Potted Anthuriums for Japan
Master Certificate No.
Production Lot No.
Date Certified by USDA, APHIS, PPQ
Certified by:
   APHIS Inspector
 
(3)前記(2)の場合において、植物検疫証票をちょう付する場合には、植物検疫証明書をあらかじめ植物防疫所に送付するものとする。
 
10  表示
(1)告示6の(3)の封印並びに告示10の輸出検査終了の表示及び仕向地の表示は、それぞれ次の様式によるものとする。なお、封印については封印として機能する場所、それ以外の各表示についてはこん包の側面等の見やすい場所に、容易に確認できる大きさで付すものとする。
 
ア 封印の様式
 
  Japan Export - USDA, APHIS, PPQ
 
イ 輸出植物検疫終了の表示
 
  Certified
  PPQ-APHIS-USDA
 
ウ 仕向地の表示
 
  For Japan
 
    又は
 
    For
   Japan
 
(2)航空携行手荷物のこん包の表面には、次の内容を含む和文及び英文の注意書きを表示させるものとする。
ア当該アンスリューム属植物地下部は、日本の飛行場に到着後直ちに植物検疫を受けなければならないこと。

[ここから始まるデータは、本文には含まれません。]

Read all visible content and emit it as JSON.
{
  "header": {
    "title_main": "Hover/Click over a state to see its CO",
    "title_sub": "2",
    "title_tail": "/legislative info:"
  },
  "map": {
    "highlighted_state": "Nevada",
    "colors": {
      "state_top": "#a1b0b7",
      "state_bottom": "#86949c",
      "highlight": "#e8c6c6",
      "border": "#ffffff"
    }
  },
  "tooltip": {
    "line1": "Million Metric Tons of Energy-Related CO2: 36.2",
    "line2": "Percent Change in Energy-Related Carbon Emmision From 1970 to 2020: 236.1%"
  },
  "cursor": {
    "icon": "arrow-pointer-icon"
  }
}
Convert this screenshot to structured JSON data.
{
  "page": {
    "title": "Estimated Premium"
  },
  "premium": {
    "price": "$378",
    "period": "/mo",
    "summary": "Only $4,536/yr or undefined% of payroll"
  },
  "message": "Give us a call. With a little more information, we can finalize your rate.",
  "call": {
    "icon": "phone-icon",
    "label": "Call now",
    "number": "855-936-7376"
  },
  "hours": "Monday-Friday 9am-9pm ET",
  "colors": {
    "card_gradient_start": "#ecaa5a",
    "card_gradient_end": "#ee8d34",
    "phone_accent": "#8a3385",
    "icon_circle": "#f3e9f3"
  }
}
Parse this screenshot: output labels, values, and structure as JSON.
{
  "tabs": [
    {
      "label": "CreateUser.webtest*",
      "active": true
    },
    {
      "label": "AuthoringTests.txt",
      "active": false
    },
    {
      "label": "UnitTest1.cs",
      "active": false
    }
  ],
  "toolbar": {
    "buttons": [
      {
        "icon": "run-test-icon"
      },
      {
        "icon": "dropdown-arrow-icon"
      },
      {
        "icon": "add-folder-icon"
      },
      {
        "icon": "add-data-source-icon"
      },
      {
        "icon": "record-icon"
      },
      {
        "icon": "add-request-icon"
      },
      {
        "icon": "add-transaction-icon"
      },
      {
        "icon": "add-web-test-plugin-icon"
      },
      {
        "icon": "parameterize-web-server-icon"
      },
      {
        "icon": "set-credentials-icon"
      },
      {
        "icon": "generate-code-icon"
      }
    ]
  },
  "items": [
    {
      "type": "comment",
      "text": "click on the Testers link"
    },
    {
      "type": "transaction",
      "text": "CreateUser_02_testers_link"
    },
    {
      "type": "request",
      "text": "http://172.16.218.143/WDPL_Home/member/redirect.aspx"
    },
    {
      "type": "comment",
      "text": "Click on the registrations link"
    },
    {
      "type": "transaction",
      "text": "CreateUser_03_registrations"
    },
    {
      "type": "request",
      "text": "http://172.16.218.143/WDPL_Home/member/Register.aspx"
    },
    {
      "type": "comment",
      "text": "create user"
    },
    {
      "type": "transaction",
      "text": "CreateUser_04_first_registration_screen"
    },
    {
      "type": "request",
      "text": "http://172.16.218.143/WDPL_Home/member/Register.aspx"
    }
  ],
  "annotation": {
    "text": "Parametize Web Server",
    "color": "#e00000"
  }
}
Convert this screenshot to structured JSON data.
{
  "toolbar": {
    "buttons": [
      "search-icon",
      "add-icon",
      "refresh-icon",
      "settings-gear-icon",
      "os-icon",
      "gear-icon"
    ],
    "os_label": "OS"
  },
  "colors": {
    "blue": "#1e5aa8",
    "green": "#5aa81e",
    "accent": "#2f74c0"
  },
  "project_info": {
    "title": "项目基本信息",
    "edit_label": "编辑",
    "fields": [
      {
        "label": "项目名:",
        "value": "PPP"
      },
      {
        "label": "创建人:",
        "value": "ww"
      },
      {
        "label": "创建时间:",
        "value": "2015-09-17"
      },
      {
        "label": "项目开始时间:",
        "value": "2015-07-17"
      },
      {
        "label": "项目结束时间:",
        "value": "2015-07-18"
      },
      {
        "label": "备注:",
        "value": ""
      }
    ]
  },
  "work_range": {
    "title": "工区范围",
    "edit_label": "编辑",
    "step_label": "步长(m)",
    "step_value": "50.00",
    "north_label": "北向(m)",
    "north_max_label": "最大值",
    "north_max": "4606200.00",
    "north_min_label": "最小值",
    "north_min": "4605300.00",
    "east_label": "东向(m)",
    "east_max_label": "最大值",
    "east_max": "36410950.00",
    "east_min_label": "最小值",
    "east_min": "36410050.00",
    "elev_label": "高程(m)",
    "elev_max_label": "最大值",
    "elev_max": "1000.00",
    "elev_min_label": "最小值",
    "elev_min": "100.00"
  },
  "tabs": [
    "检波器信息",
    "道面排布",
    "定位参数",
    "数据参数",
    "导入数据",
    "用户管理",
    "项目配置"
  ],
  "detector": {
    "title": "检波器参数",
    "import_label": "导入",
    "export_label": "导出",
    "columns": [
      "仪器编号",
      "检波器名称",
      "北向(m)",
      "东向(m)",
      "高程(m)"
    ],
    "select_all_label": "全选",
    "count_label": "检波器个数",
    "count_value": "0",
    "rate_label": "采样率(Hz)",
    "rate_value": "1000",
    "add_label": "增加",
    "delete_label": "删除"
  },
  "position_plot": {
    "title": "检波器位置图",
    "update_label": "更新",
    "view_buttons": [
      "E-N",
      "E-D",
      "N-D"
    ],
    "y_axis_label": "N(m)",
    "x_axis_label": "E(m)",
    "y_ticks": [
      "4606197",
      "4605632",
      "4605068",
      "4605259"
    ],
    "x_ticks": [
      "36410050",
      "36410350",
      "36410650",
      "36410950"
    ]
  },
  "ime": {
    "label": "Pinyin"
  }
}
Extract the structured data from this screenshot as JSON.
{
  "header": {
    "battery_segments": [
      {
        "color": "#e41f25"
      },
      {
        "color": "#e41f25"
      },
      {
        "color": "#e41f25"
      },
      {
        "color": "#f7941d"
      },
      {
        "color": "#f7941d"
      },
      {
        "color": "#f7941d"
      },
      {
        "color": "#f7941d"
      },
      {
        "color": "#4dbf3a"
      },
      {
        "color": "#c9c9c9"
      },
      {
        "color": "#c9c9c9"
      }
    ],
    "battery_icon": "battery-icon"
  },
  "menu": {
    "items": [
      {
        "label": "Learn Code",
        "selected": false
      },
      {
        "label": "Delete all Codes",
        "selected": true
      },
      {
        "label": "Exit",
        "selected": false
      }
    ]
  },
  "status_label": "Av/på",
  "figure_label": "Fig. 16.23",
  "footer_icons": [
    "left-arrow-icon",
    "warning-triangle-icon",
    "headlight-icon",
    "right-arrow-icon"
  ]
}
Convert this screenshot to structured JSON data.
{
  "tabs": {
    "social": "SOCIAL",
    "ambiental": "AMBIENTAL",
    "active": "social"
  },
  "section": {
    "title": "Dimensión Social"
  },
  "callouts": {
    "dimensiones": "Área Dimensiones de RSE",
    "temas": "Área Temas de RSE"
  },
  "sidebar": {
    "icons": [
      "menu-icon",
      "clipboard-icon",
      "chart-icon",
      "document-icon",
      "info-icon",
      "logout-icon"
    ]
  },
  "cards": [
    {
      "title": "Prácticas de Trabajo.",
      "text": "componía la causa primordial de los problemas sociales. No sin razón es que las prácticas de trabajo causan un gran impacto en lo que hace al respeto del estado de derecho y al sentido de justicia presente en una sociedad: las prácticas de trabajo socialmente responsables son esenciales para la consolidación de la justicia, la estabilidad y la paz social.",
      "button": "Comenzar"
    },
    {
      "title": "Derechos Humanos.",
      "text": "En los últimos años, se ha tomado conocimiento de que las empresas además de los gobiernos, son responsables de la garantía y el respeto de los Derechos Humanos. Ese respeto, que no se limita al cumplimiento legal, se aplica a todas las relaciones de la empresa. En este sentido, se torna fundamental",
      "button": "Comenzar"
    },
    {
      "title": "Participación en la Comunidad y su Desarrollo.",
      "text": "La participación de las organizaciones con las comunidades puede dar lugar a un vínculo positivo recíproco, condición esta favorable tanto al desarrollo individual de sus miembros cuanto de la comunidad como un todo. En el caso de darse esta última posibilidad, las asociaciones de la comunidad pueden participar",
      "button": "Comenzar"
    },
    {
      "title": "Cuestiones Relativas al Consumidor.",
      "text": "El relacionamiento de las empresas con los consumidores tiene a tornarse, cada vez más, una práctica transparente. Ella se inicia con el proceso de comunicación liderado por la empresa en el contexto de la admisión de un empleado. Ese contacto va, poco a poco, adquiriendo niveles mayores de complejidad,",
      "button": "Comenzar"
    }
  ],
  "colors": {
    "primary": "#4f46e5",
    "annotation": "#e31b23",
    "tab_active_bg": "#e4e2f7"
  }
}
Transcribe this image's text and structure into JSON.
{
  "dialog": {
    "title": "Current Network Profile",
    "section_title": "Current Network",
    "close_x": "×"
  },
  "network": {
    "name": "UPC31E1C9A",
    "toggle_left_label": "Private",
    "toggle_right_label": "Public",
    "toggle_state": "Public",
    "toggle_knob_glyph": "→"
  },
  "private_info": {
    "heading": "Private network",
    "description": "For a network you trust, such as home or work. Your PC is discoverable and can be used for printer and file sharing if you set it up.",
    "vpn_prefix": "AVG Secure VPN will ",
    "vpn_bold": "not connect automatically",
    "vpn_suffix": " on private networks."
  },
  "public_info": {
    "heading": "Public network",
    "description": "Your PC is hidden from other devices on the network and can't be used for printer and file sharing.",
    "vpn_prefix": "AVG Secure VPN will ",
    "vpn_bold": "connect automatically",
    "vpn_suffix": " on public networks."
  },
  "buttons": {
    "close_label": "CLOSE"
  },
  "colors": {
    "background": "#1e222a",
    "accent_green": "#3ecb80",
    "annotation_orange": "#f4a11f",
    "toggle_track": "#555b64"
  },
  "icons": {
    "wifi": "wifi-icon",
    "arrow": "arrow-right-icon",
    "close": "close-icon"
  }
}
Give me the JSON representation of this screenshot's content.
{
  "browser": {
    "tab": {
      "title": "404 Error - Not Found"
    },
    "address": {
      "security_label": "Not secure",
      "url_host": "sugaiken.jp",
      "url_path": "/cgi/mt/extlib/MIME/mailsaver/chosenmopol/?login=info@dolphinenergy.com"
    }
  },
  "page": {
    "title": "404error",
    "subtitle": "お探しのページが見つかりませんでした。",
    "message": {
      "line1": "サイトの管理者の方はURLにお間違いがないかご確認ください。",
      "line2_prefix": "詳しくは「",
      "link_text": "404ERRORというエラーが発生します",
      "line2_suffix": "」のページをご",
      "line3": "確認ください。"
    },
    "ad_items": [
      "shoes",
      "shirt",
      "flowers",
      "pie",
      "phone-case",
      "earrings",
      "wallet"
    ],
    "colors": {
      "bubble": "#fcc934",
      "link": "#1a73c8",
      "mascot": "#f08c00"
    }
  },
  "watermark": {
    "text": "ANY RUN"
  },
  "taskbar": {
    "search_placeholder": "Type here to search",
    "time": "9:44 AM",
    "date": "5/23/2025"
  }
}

イその検査前に封印を破った場合、当該アンスリューム属植物地下部は、輸入が禁止されること。
 
11  輸入検査
(1)輸入検査は、輸入港において当該アンスリューム属植物地下部及び添付されている植物検疫証明書又は植物検疫証票を確認して行うものとする。
ただし、植物検疫証票による確認は、航空携行手荷物として輸入された場合に限り行うものとする。
(2)航空携行手荷物として輸入された場合において、(1)の確認を行ったときは、当該こん包の植物検疫証明書又は植物検疫証票をまっ消するものとする。
(3)植物検疫証明書若しくは植物検疫証票が添付されていない場合、告示7の(1)のこん包が破損若しくは開扉されている場合、告示7の(3)の封印がない場合又は告示10の表示がなされていない場合は、当該アンスリューム属植物地下部の廃棄又は返送を命じるものとする。
(4)(1)から(3)まで以外の輸入検査の手続及び方法は、輸入植物検疫規程(昭和25年7月8日農林省告示第206号)によるものとする。
(5)植物防疫官は、ラドフォラス属線虫が発見された場合には、次により措置するものとする。
ア 当該アンスリューム属植物地下部を含む荷口全量の廃棄又は返送を命ずること。
イ ラドフォラス属線虫が付着した原因についてアメリカ合衆国植物防疫機関と共同して調査し、その原因が判明するまでは、それ以後の輸入検査を中止すること。